Ars Technica, una publicación tecnológica de renombre, se ha visto envuelta en una crisis de credibilidad tras la publicación y posterior retractación de un artículo que contenía citas fabricadas por una herramienta de inteligencia artificial (IA). El incidente, que ha resultado en la salida del reportero Benj Edwards, pone de relieve los riesgos de la dependencia excesiva de la IA en el periodismo y la necesidad de rigurosos controles editoriales, especialmente en un momento en que los medios de comunicación están explorando activamente el uso de la IA.
El artículo original, publicado el 13 de febrero, relataba un incidente viral en el que un agente de IA parecía haber publicado un artículo crítico sobre el ingeniero Scott Shambaugh. Ars Technica se vio obligada a retractarlo el pasado viernes tras la denuncia de Shambaugh, quien afirmó que las citas atribuidas a él eran falsas. En una nota del editor, el editor en jefe de Ars Technica, Ken Fisher, reconoció que el artículo contenía “citaciones fabricadas generadas por una herramienta de IA y atribuidas a una fuente que no las dijo”, calificando el error como una “grave falta de nuestros estándares”. Fisher también indicó que la revisión posterior no reveló otros problemas, sugiriendo que se trataba de un incidente aislado.

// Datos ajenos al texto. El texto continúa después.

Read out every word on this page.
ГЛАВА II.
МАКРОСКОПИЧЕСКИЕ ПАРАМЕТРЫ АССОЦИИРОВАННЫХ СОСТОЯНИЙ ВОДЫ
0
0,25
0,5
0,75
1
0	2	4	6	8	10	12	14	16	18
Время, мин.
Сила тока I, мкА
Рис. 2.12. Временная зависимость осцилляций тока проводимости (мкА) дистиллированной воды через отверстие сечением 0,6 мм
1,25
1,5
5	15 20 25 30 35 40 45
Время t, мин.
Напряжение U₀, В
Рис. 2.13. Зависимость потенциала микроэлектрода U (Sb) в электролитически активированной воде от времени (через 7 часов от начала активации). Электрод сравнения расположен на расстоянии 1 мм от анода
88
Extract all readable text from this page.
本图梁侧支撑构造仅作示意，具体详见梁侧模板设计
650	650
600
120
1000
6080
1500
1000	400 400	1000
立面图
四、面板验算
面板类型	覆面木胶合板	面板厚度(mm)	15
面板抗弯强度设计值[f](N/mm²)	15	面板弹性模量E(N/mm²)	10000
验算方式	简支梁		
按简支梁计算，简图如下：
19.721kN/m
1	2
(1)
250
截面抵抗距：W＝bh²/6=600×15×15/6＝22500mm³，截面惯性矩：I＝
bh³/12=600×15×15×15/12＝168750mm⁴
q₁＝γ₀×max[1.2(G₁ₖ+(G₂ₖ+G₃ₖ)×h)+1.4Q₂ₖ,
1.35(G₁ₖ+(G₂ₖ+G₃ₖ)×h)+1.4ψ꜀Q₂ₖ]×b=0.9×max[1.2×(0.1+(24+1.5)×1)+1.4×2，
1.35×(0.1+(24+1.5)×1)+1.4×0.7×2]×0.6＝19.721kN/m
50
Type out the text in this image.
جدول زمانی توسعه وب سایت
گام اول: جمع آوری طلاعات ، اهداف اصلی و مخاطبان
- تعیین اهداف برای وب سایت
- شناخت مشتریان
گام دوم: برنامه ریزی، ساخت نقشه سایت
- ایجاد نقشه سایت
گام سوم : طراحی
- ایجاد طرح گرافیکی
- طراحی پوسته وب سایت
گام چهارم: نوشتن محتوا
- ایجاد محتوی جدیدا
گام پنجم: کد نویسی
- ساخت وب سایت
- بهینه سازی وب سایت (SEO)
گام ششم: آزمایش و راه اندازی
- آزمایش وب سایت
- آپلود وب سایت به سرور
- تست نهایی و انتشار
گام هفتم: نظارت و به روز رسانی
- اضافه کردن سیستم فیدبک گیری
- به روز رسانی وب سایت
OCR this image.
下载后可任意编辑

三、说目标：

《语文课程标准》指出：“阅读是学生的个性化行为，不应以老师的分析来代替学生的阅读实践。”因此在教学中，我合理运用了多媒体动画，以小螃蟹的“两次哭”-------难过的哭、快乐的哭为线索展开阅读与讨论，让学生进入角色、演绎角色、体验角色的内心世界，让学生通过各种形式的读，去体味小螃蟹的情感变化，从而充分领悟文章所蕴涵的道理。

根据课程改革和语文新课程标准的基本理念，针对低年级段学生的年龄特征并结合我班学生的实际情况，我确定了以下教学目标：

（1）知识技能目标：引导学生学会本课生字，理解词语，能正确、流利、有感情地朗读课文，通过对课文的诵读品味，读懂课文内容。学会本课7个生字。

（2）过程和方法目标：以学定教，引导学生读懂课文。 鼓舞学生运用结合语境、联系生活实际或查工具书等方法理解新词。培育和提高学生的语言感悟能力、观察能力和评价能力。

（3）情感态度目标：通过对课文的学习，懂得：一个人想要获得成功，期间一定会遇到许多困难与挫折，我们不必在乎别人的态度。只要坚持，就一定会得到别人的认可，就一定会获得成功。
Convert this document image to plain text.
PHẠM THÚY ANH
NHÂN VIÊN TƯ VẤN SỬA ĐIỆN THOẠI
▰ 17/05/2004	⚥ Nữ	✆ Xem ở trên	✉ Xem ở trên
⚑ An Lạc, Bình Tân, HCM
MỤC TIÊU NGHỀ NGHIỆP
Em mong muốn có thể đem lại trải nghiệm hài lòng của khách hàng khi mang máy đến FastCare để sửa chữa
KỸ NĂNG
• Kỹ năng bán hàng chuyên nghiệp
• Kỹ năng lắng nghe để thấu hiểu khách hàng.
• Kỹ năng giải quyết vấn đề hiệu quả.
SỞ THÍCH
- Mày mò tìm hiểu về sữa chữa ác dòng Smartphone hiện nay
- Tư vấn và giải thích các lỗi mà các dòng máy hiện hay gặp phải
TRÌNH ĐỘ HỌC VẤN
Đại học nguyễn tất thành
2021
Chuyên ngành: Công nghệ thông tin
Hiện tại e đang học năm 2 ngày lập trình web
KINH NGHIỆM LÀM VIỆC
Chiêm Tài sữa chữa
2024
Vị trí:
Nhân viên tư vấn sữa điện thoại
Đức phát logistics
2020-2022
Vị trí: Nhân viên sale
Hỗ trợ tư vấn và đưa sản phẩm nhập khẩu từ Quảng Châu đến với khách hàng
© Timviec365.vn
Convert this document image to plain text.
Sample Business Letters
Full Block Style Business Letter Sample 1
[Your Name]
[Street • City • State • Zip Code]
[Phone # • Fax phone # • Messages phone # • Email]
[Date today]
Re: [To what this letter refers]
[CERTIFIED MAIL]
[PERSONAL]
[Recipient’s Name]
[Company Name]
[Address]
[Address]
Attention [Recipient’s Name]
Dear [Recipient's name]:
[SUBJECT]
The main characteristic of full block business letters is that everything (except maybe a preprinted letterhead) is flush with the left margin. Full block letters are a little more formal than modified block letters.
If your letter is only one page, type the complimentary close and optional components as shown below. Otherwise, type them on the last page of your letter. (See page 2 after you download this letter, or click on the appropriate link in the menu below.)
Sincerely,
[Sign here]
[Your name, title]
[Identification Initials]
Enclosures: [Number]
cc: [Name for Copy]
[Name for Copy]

Según una publicación en Bluesky de Benj Edwards, coautor del artículo, el error ocurrió mientras Edwards, aquejado de una enfermedad, intentaba utilizar una herramienta experimental basada en Claude Code para extraer citas textuales de la fuente. Al no funcionar correctamente, Edwards intentó usar ChatGPT para comprender el problema, lo que inadvertidamente resultó en la inclusión de versiones parafraseadas de las palabras de Shambaugh en lugar de sus citas exactas. Edwards enfatizó que el texto del artículo fue escrito por humanos y que el incidente fue aislado, contradiciendo la política de la empresa que prohíbe la publicación de material generado por IA a menos que esté claramente etiquetado. Su colega, Kyle Orland, también fue exonerado de cualquier responsabilidad en el error.
La controversia ha generado una considerable reacción por parte de los lectores de Ars Technica, muchos de los cuales expresaron frustración y decepción en los comentarios en línea. Aurich Lawson, director creativo de Ars, cerró los comentarios indicando que se había completado una revisión interna y que se habían tomado las “medidas internas apropiadas”. Además, Ars anunció que publicará una guía para lectores explicando cómo utilizan la IA en su trabajo. La bio de Edwards en el sitio web de Ars Technica ha sido actualizada para indicar que “era reportero en Ars”, lo que confirma su salida de la empresa. Futurism.com confirmó que Edwards ya no trabaja para Ars Technica, aunque ni la publicación ni Condé Nast, su propietaria, han hecho comentarios oficiales al respecto. Edwards tampoco ha podido hacer declaraciones.
Este incidente no es el primero de su tipo en la industria de los medios. Recientemente, CNET y Sports Illustrated han enfrentado controversias similares relacionadas con el uso de IA, lo que ha generado preocupación entre los lectores y ha puesto de relieve la dificultad de integrar la IA en el periodismo sin comprometer la precisión y la ética. La situación se produce en un contexto de tensiones crecientes entre las empresas de noticias y las compañías de IA, batallas de derechos de autor en curso y una disminución del tráfico web debido a las nuevas funciones de IA de Google, que ahora resumen noticias en lugar de enlazar a las fuentes originales. El incidente de Ars Technica sirve como un recordatorio de que, incluso entre aquellos familiarizados con la IA, la dependencia de la tecnología puede llevar a errores, y que la supervisión humana y los controles editoriales rigurosos son esenciales para mantener la integridad periodística. Edwards mismo reconoció la ironía de la situación, comentando que “la ironía de un reportero de IA ser engañado por una alucinación de IA no se me escapa”. Ars Technica ha prometido publicar una guía para lectores sobre su uso de la IA en el futuro cercano.